Exemple avec l’un des chiffres-phares de l’étude: 14% des Européens souffriraient de troubles anxieux. Derrière ce terme générique, se cachent des variations qui ne recoupent pas forcément les mêmes problèmes. Catherine Meut questionne:
Qui n’est pas anxieux, stressé, angoissé de temps en temps ? Effectivement, avec ce genre de catégorisation, les chiffres grimpent très vite…
Même problématique pour la dépression, qui selon l’étude touche 6,9% de la population européenne. Sarah Abitbol, psychanalyste et professeur à l’Université Paris-VII, donne notamment des consultations gratuites aux personnes qui n’en ont pas les moyens au Centre de consultation psychanalytique et de traitement (CPCT), rue Chabrol à Paris:
Lorsqu’on reçoit des personnes qui se disent dépressifs au CPCT, on se rend compte que chacun parle de dépression pour désigner quelque chose de particulier. Parfois ce sont de simples troubles psychologiques, un mal-être…
Simpliste
Les termes utilisés par le DSM sont un enjeu crucial, et font à ce titre l’objet de longs débats au sein de l’APA. Ainsi dans le numéro 41 de la revue de psychiatrie Abstract [novembre-décembre 2009], les addictologues Alain Derveaux et Xavier Laqueille, analysant les travaux préparatoires de la déjà controversée cinquième version du DSM prévue pour mai 2013, font part d’un conflit sémantique au sein de l’APA pour qualifier les alcooliques et les accrocs à la drogue. Faut-il utiliser "dépendance" ou "addiction" ?
Selon un troisième groupe d’auteurs, en particulier Hasin et Babor, trouver un terme adéquat est illusoire. La terminologie peut varier selon les disciplines : épidémiologie, génétique, santé publique, pharmacologie… […] Hasin cite par ailleurs une étude l’Organisation Mondiale de la Santé (OMS) montrant que les patients qui présentent des conduites addictives sont de toute façon stigmatisés dans toutes les cultures et que les termes de dépendance et d’addiction sont connotés à peu près de la même façon partout dans le monde.
Mais le biais le plus évident de l’étude est encore la confusion entre troubles neurologiques et troubles mentaux, pourtant placés dans le même sac. Les 38,2% de "dérangés du cerveau" comprennent aussi bien des psychotiques que des personnes victimes de sclérose en plaque…. Un abus qui conduit à penser que les causes et les solutions à ces deux types de problèmes sont les mêmes. Or, rien de plus différent, rappelle Gilles Huberfeld :
Un trouble neurologique comprend des lésions repérables dans le cerveau, pas un trouble mental.

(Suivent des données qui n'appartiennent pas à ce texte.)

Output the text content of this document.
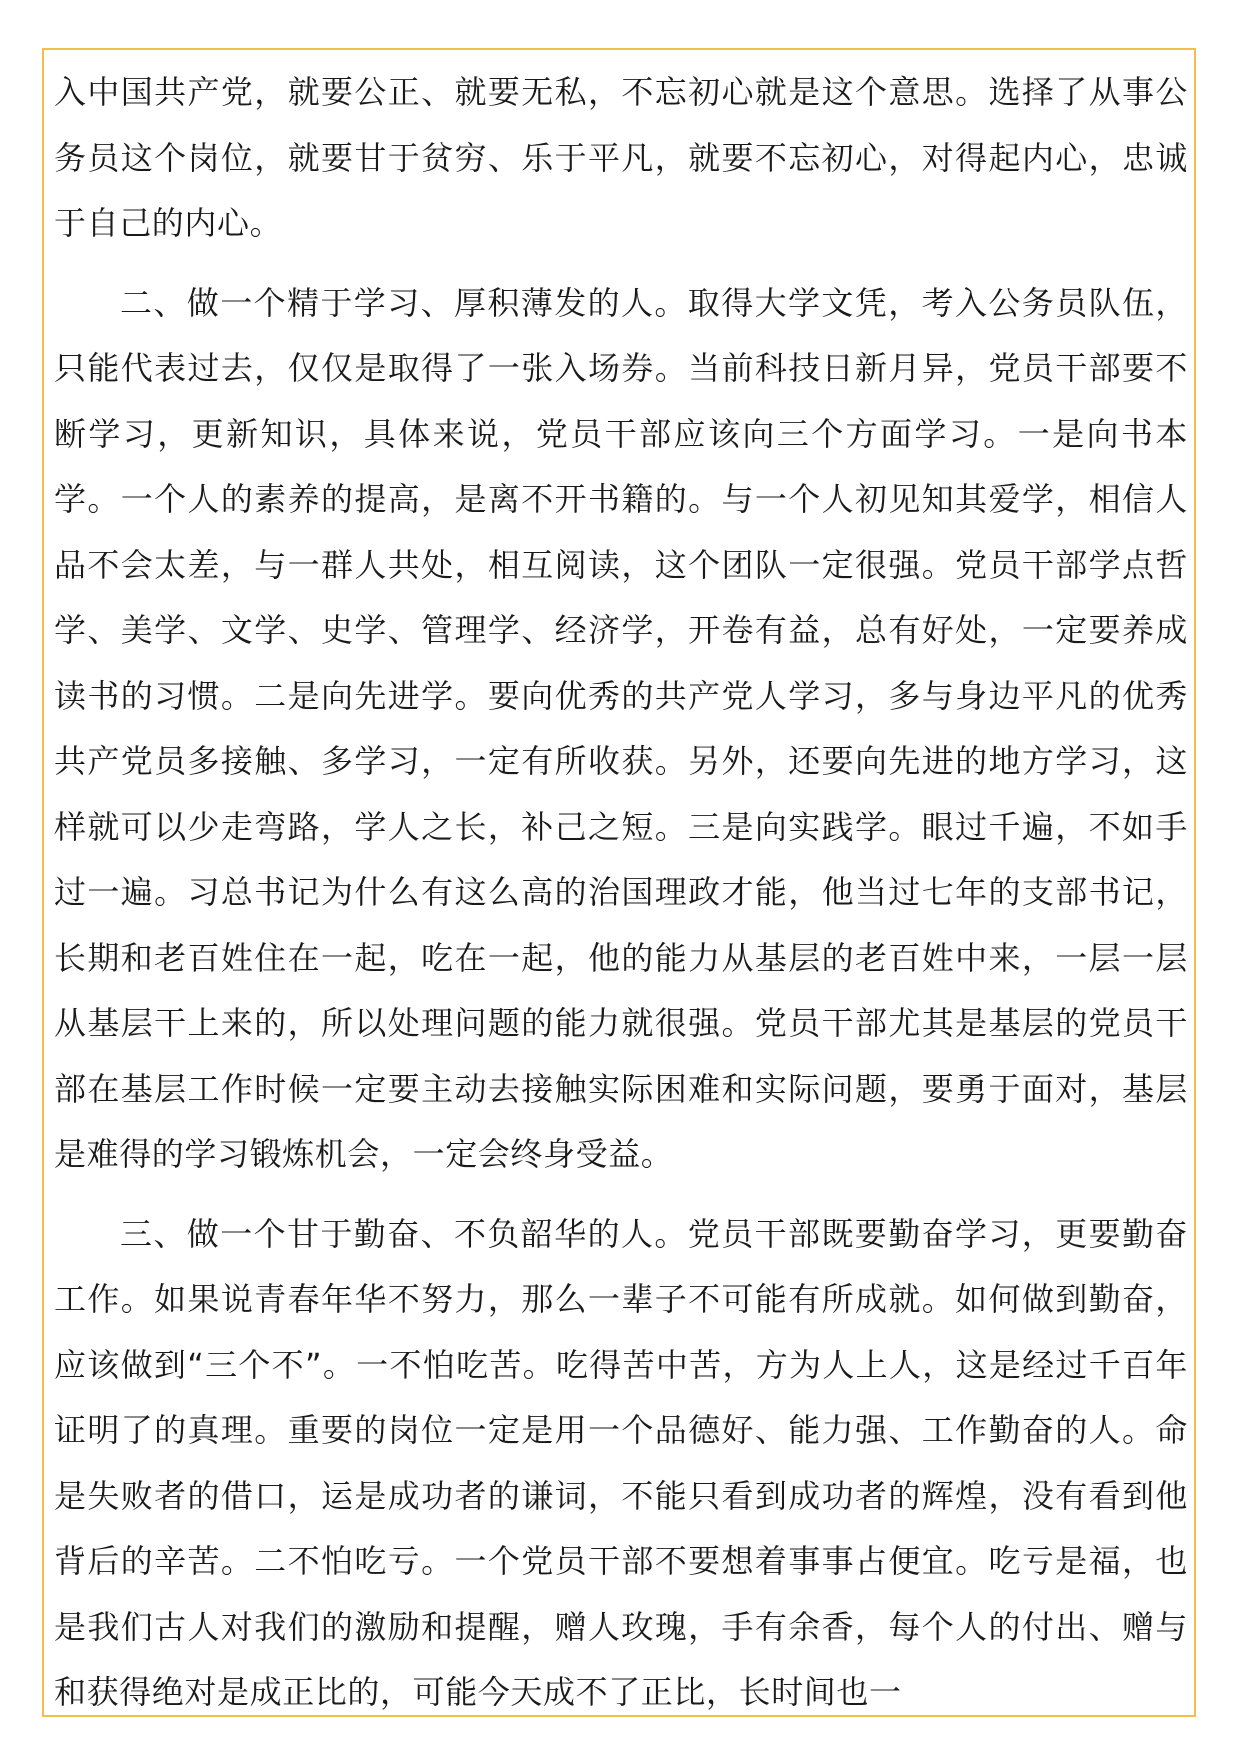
入中国共产党，就要公正、就要无私，不忘初心就是这个意思。选择了从事公务员这个岗位，就要甘于贫穷、乐于平凡，就要不忘初心，对得起内心，忠诚于自己的内心。

二、做一个精于学习、厚积薄发的人。取得大学文凭，考入公务员队伍，只能代表过去，仅仅是取得了一张入场券。当前科技日新月异，党员干部要不断学习，更新知识，具体来说，党员干部应该向三个方面学习。一是向书本学。一个人的素养的提高，是离不开书籍的。与一个人初见知其爱学，相信人品不会太差，与一群人共处，相互阅读，这个团队一定很强。党员干部学点哲学、美学、文学、史学、管理学、经济学，开卷有益，总有好处，一定要养成读书的习惯。二是向先进学。要向优秀的共产党人学习，多与身边平凡的优秀共产党员多接触、多学习，一定有所收获。另外，还要向先进的地方学习，这样就可以少走弯路，学人之长，补己之短。三是向实践学。眼过千遍，不如手过一遍。习总书记为什么有这么高的治国理政才能，他当过七年的支部书记，长期和老百姓住在一起，吃在一起，他的能力从基层的老百姓中来，一层一层从基层干上来的，所以处理问题的能力就很强。党员干部尤其是基层的党员干部在基层工作时候一定要主动去接触实际困难和实际问题，要勇于面对，基层是难得的学习锻炼机会，一定会终身受益。

三、做一个甘于勤奋、不负韶华的人。党员干部既要勤奋学习，更要勤奋工作。如果说青春年华不努力，那么一辈子不可能有所成就。如何做到勤奋，应该做到“三个不”。一不怕吃苦。吃得苦中苦，方为人上人，这是经过千百年证明了的真理。重要的岗位一定是用一个品德好、能力强、工作勤奋的人。命是失败者的借口，运是成功者的谦词，不能只看到成功者的辉煌，没有看到他背后的辛苦。二不怕吃亏。一个党员干部不要想着事事占便宜。吃亏是福，也是我们古人对我们的激励和提醒，赠人玫瑰，手有余香，每个人的付出、赠与和获得绝对是成正比的，可能今天成不了正比，长时间也一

Neurologie et pyschiatrie sont séparées depuis longtemps ! Bien sûr, un trouble mental n’existerait pas sans la production de pensée par le cerveau, mais ses causes sont souvent à chercher ailleurs que dans un dysfonctionnement des neurones.
"Occupez-vous de notre cerveau !"
Quand on lit la conclusion de l’étude, faisant des troubles du cerveau "l’un des plus grands défis du XXIème siècle", et appelant à une prise en charge accrue des besoins en la matière, on est pris d’un doute. Les auteurs auraient-ils en tête de soigner les 164,8 millions d’Européens qu'ils estiment dans le "besoin" ? Certes, les médicaments, les neuroleptiques pour les dépressifs par exemple, peuvent être utiles : ils apaisent. Mais, selon Sarah Abitbol,
Ils ne guérissent pas les sujets de ce dont ils souffrent au quotidien. D’ailleurs, on observe que les personnes médicamentées demandent de s’en passer au bout d’un moment car les médicaments ne font pas sentir la réalité normalement. Elles veulent se confronter au réel en pleine possession de leurs moyens.
Catherine Meut va plus loin encore:
A la lecture de l’étude, on se demande ce que les auteurs recherchent vraiment… Qu’on leur dise : "occupez-vous de notre cerveau" ? J’y vois d’abord la volonté de chercher à attirer l’attention des hommes politiques par un effet d'annonce. Les liens des experts du DSM avec l'industrie pharmaceutique ont également été démontrés depuis longtemps. Et au-delà, je vois dans cette étude une volonté de puissance et de contrôle sur la population très inquiétante.
Un avis que l’écrivaine Lisa Appignanesi a bien résumé: on "médicalise la normalité". Les Européens s'en passeraient bien.